They've been called "the most disgusting toy in the world." This may be so, but there's certainly a sick thrill in recklessly hurling embryos against a wall. Especially as they collapse on impact with a satisfying splat into formless ectoplasm. But the best part is there's no mess to clean up afterwards. Slowly peel them off and they magically reconstitute themselves into embryonic form.
Alien Embryos, the latest kid's craze to sweep the UK, are proliferating at an alarming rate. To date, around 7 million have been snapped up by eager kiddies -- and they're sending the authorities into apoplexy.
As advances in toy technology goes, this is worse than a new twist on the Space Monkey. Your Alien Embryo is a molded plastic, fully-featured alien fetus (for children three years and up) whose only purpose is to be thrown violently against a wall. Some come encased in a clear plastic egg filled with slime, others are simply mounted on plastic packaging which encourages kids to "Touch me! Squeeze me! Throw me!" (The warning "Do Not Swallow" seems to have been added as an afterthought in case baby gets bored and decides to eat his new jelly friend.)

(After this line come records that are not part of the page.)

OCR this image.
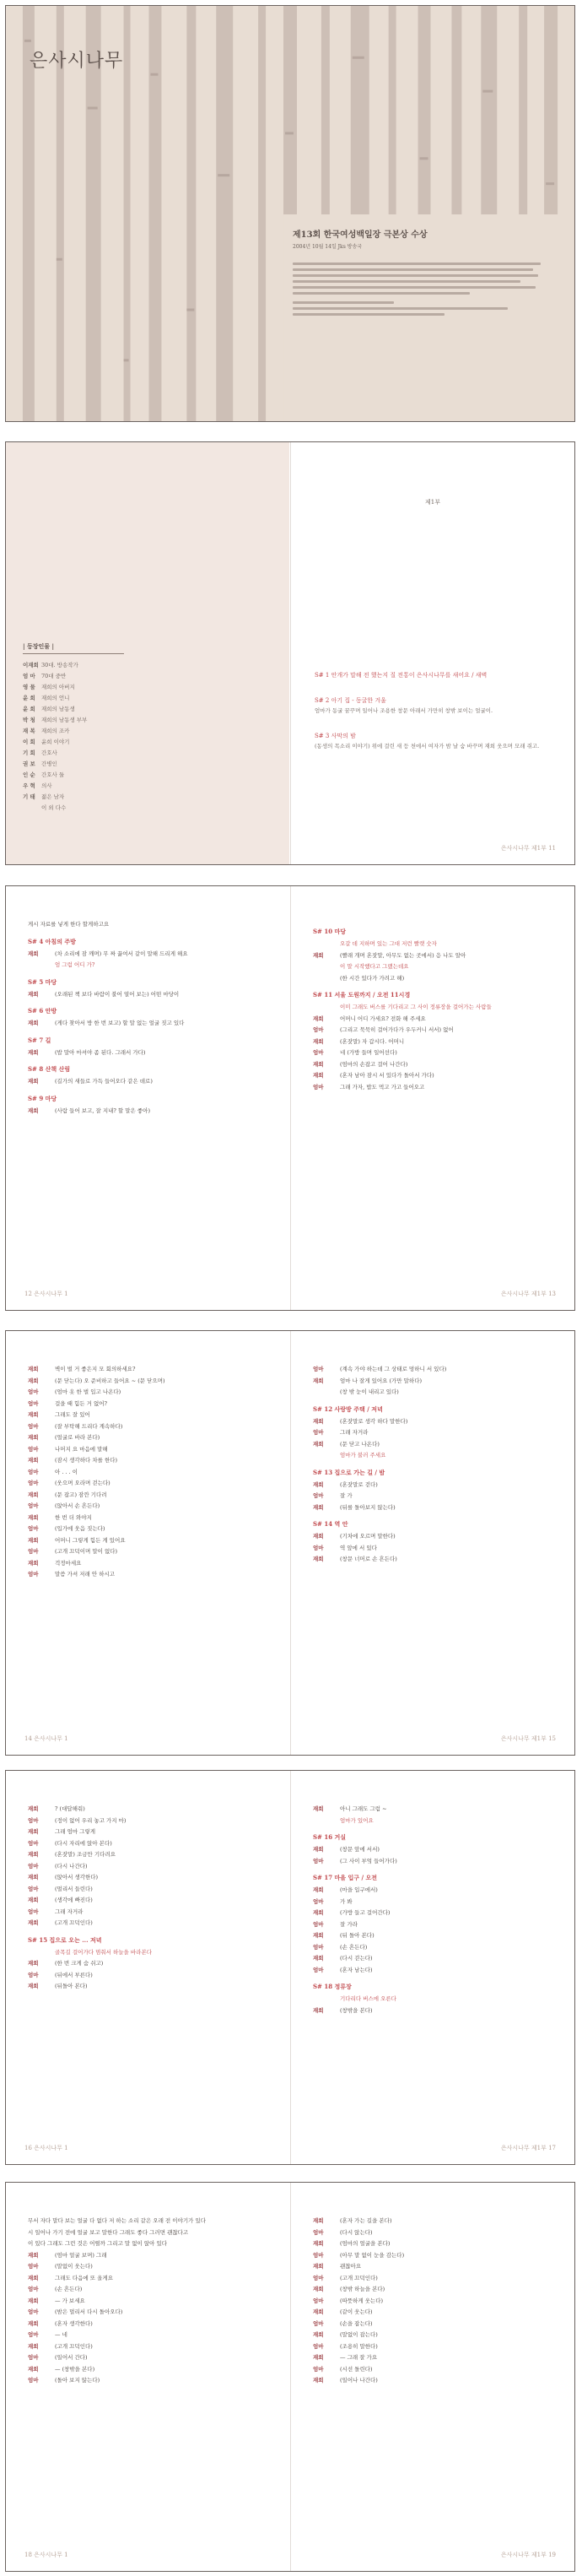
은사시나무
제13회 한국여성백일장 극본상 수상
2004년 10월 14일 Jks 방송국
| 등장인물 |
이재희 30대. 방송작가
엄 마	70대 중반
영 물	재희의 아버지
윤 희	재희의 언니
윤 희	재희의 남동생
박 청	재희의 남동생 부부
재 복	재희의 조카
이 회	윤희 이야기
기 회	간호사
권 보	간병인
인 순	간호사 둘
우 혁	의사
기 태	젊은 남자
이 외 다수
제1부
S# 1 안개가 말해 전 했는지 질 전통이 은사시나무를 새어요 / 새벽
S# 2 아기 집 - 동굴한 겨울
엄마가 동굴 꿈꾸며 일어나 조용한 창문 아래서 가만히 창밖 보이는 얼굴이.
S# 3 사막의 밤
(동생의 목소리 이야기) 위에 걸린 새 등 천에서 여자가 밤 날 숨 바꾸며 재희 웃으며 모래 쥐고.
은사시나무 제1부 11
게시 자료를 넣게 한다 할게하고요
S# 4 아침의 주방
재희	(차 소리에 잠 깨며) 무 짜 끓여서 같이 말해 드리게 해요
엄 그럼 어디 가?
S# 5 마당
재희	(오래된 책 보다 바람이 불어 열어 보는) 어떤 마당이
S# 6 안방
재희	(게다 찾아서 방 한 번 보고) 할 말 없는 얼굴 짓고 있다
S# 7 길
재희	(밥 말아 마셔야 좀 된다. 그래서 가다)
S# 8 산책 산림
재희	(길가의 새들로 가득 들어오다 같은 데로)
S# 9 마당
재희	(사람 들어 보고, 잘 지내? 할 말은 좋아)
12 은사시나무 1
S# 10 마당
오갈 데 지하며 있는 그대 저런 빨랫 숫자
재희	(빨래 개며 혼잣말, 아무도 없는 곳에서) 응 나도 알아
이 말 시작했다고 그랬는데요
(한 시간 있다가 가려고 해)
S# 11 서울 도원까지 / 오전 11시경
이미 그래도 버스를 기다리고 그 사이 정류장을 걸어가는 사람들
재희	어머니 어디 가세요? 전화 해 주세요
엄마	(그리고 묵묵히 걸어가다가 우두커니 서서) 없어
재희	(혼잣말) 자 갑시다. 어머니
엄마	네 (가방 들며 일어선다)
재희	(엄마의 손잡고 걸어 나간다)
재희	(혼자 남아 잠시 서 있다가 돌아서 가다)
엄마	그래 가자, 밥도 먹고 가고 들어오고
은사시나무 제1부 13
재희	벽이 벌 거 좋은지 모 회의하세요?
재희	(문 닫는다) 오 준비하고 들어요 ~ (문 닫으며)
엄마	(엄마 옷 한 벌 입고 나온다)
엄마	걸을 때 힘든 거 없어?
재희	그래도 잘 있어
엄마	(잘 부탁해 드리다 계속하다)
재희	(얼굴로 바라 본다)
엄마	나머지 요 마음에 말해
재희	(잠시 생각하다 차를 한다)
엄마	아 . . . 이
엄마	(웃으며 오라며 걷는다)
재희	(문 잡고) 잠깐 기다려
엄마	(앉아서 손 흔든다)
재희	한 번 더 와야지
엄마	(입가에 웃음 짓는다)
재희	어머니 그렇게 힘든 게 있어요
엄마	(고개 끄덕이며 말이 없다)
재희	걱정마세요
엄마	말씀 가셔 저래 안 하시고
14 은사시나무 1
엄마	(계속 가야 하는데 그 상태로 멍하니 서 있다)
재희	엄마 나 잘게 있어요 (가만 말하다)
(창 밖 눈이 내리고 있다)
S# 12 사랑방 주택 / 저녁
재희	(혼잣말로 생각 하다 말한다)
엄마	그래 자거라
재희	(문 닫고 나온다)
엄마가 불러 주세요
S# 13 집으로 가는 길 / 밤
재희	(혼잣말로 걷다)
엄마	잘 가
재희	(뒤를 돌아보지 않는다)
S# 14 역 안
재희	(기차에 오르며 말한다)
엄마	역 앞에 서 있다
재희	(창문 너머로 손 흔든다)
은사시나무 제1부 15
재희	? (대답해줘)
엄마	(정이 없어 우리 놓고 가지 마)
재희	그래 엄마 그렇게
엄마	(다시 자리에 앉아 본다)
재희	(혼잣말) 조금만 기다려요
엄마	(다시 나간다)
재희	(앉아서 생각한다)
엄마	(멀리서 들린다)
재희	(생각에 빠진다)
엄마	그래 자거라
재희	(고개 끄덕인다)
S# 15 집으로 오는 ... 저녁
골목길 걸어가다 멈춰서 하늘을 바라본다
재희	(한 번 크게 숨 쉬고)
엄마	(뒤에서 부른다)
재희	(뒤돌아 본다)
16 은사시나무 1
재희	아니 그래도 그럼 ~
엄마가 있어요
S# 16 거실
재희	(창문 앞에 서서)
엄마	(그 사이 부엌 들어가다)
S# 17 마을 입구 / 오전
재희	(마을 입구에서)
엄마	가 봐
재희	(가방 들고 걸어간다)
엄마	잘 가라
재희	(뒤 돌아 본다)
엄마	(손 흔든다)
재희	(다시 걷는다)
엄마	(혼자 남는다)
S# 18 정류장
기다리다 버스에 오른다
재희	(창밖을 본다)
은사시나무 제1부 17
무서 자다 말다 보는 얼굴 다 없다 저 하는 소리 같은 오래 전 이야기가 있다
시 일어나 가기 전에 얼굴 보고 말한다 그래도 좋다 그러면 괜찮다고
이 있다 그래도 그런 것은 어떨까 그리고 말 없이 앉아 있다
재희	(엄마 얼굴 보며) 그래
엄마	(말없이 웃는다)
재희	그래도 다음에 또 올게요
엄마	(손 흔든다)
재희	— 가 보세요
엄마	(밤은 멀리서 다시 돌아오다)
재희	(혼자 생각한다)
엄마	— 네
재희	(고개 끄덕인다)
엄마	(일어서 간다)
재희	— (창밖을 본다)
엄마	(돌아 보지 않는다)
18 은사시나무 1
재희	(혼자 가는 길을 본다)
엄마	(다시 앉는다)
재희	(엄마의 얼굴을 본다)
엄마	(아무 말 없이 눈을 감는다)
재희	괜찮아요
엄마	(고개 끄덕인다)
재희	(창밖 하늘을 본다)
엄마	(따뜻하게 웃는다)
재희	(같이 웃는다)
엄마	(손을 잡는다)
재희	(말없이 잡는다)
엄마	(조용히 말한다)
재희	— 그래 잘 가요
엄마	(시선 돌린다)
재희	(일어나 나간다)
은사시나무 제1부 19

Cradle the little alien bodies (which are curled up with three-fingered hands clasped together above shriveled umbilical cords) and their Spock-eared, vein-popping pinheads loll about just like a real baby's. So it's easy to understand how they could be mistaken for a human fetus, as happened recently in London, causing a security scare and generating alarming headlines.

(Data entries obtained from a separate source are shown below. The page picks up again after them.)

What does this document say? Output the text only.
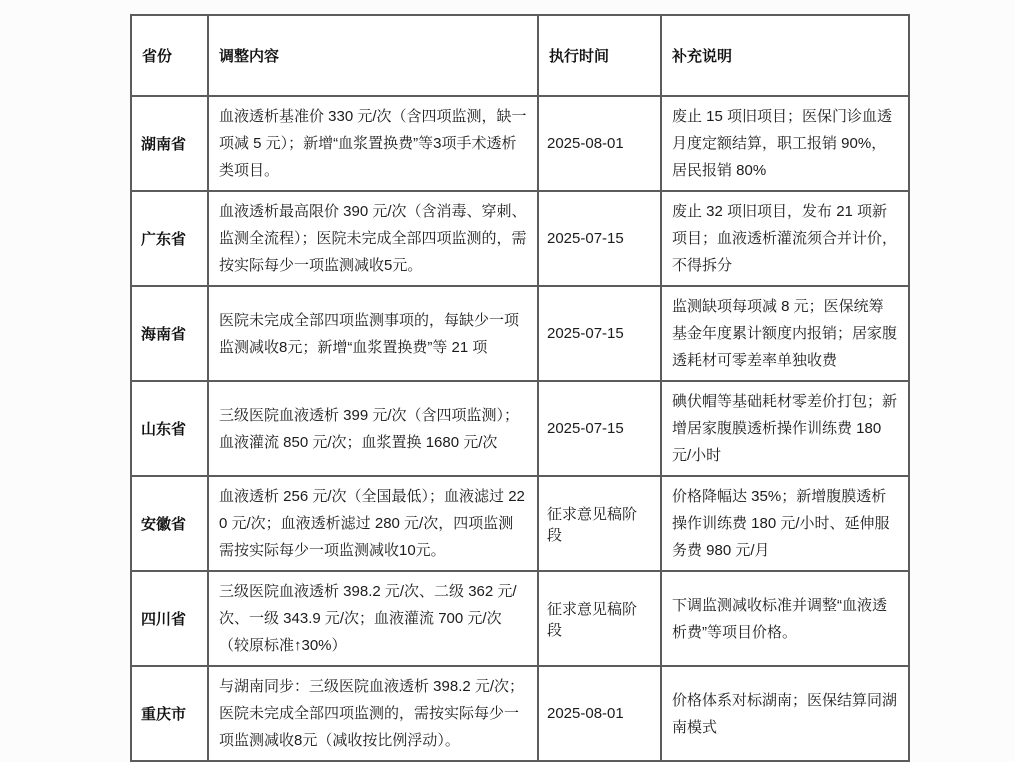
省份	调整内容	执行时间	补充说明
湖南省	血液透析基准价 330 元/次（含四项监测，缺一项减 5 元）；新增“血浆置换费”等3项手术透析类项目。	2025-08-01	废止 15 项旧项目；医保门诊血透月度定额结算，职工报销 90%，居民报销 80%
广东省	血液透析最高限价 390 元/次（含消毒、穿刺、监测全流程）；医院未完成全部四项监测的，需按实际每少一项监测减收5元。	2025-07-15	废止 32 项旧项目，发布 21 项新项目；血液透析灌流须合并计价，不得拆分
海南省	医院未完成全部四项监测事项的，每缺少一项监测减收8元；新增“血浆置换费”等 21 项	2025-07-15	监测缺项每项减 8 元；医保统筹基金年度累计额度内报销；居家腹透耗材可零差率单独收费
山东省	三级医院血液透析 399 元/次（含四项监测）；血液灌流 850 元/次；血浆置换 1680 元/次	2025-07-15	碘伏帽等基础耗材零差价打包；新增居家腹膜透析操作训练费 180 元/小时
安徽省	血液透析 256 元/次（全国最低）；血液滤过 220 元/次；血液透析滤过 280 元/次，四项监测需按实际每少一项监测减收10元。	征求意见稿阶段	价格降幅达 35%；新增腹膜透析操作训练费 180 元/小时、延伸服务费 980 元/月
四川省	三级医院血液透析 398.2 元/次、二级 362 元/次、一级 343.9 元/次；血液灌流 700 元/次（较原标准↑30%）	征求意见稿阶段	下调监测减收标准并调整“血液透析费”等项目价格。
重庆市	与湖南同步：三级医院血液透析 398.2 元/次；医院未完成全部四项监测的，需按实际每少一项监测减收8元（减收按比例浮动）。	2025-08-01	价格体系对标湖南；医保结算同湖南模式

A cleaner on night shift at a London tube station was shocked to find a fragile, slime-covered little body lying in a huddle of discarded candy wrappers under a bench. It looked suspiciously like a fetus, and it wasn't moving. So he did what anyone else would do in the circumstances: He scraped it onto his shovel and showed it to his supervisor for a second opinion. The supervisor also decided it looked like a fetus and called the police, who cordoned off the station and declared it a crime scene. Paramedics arrived and, under the watchful eye of a police officer, sped the gooey little mess to the nearest hospital. There, it was carefully examined by a senior doctor who declared it well and truly "alien." Journalists caught wind of the incident, and the red-faced rescue services were plastered all over the papers. It later emerged that four other similar incidents have occurred since the entities first arrived on this planet.
If any proof is needed that an insidious alien technology is being disseminated among earth's population, then surely this is it. Which also makes it a given that somewhere out there, in a parallel universe, squeezable, crushable and smushable human embryos are the plaything of choice for extraterrestrial toddlers. And that's a thought horrifying enough to make Pat Robertson blue in the face.
Chris Campion has adopted an alien embryo as his love child.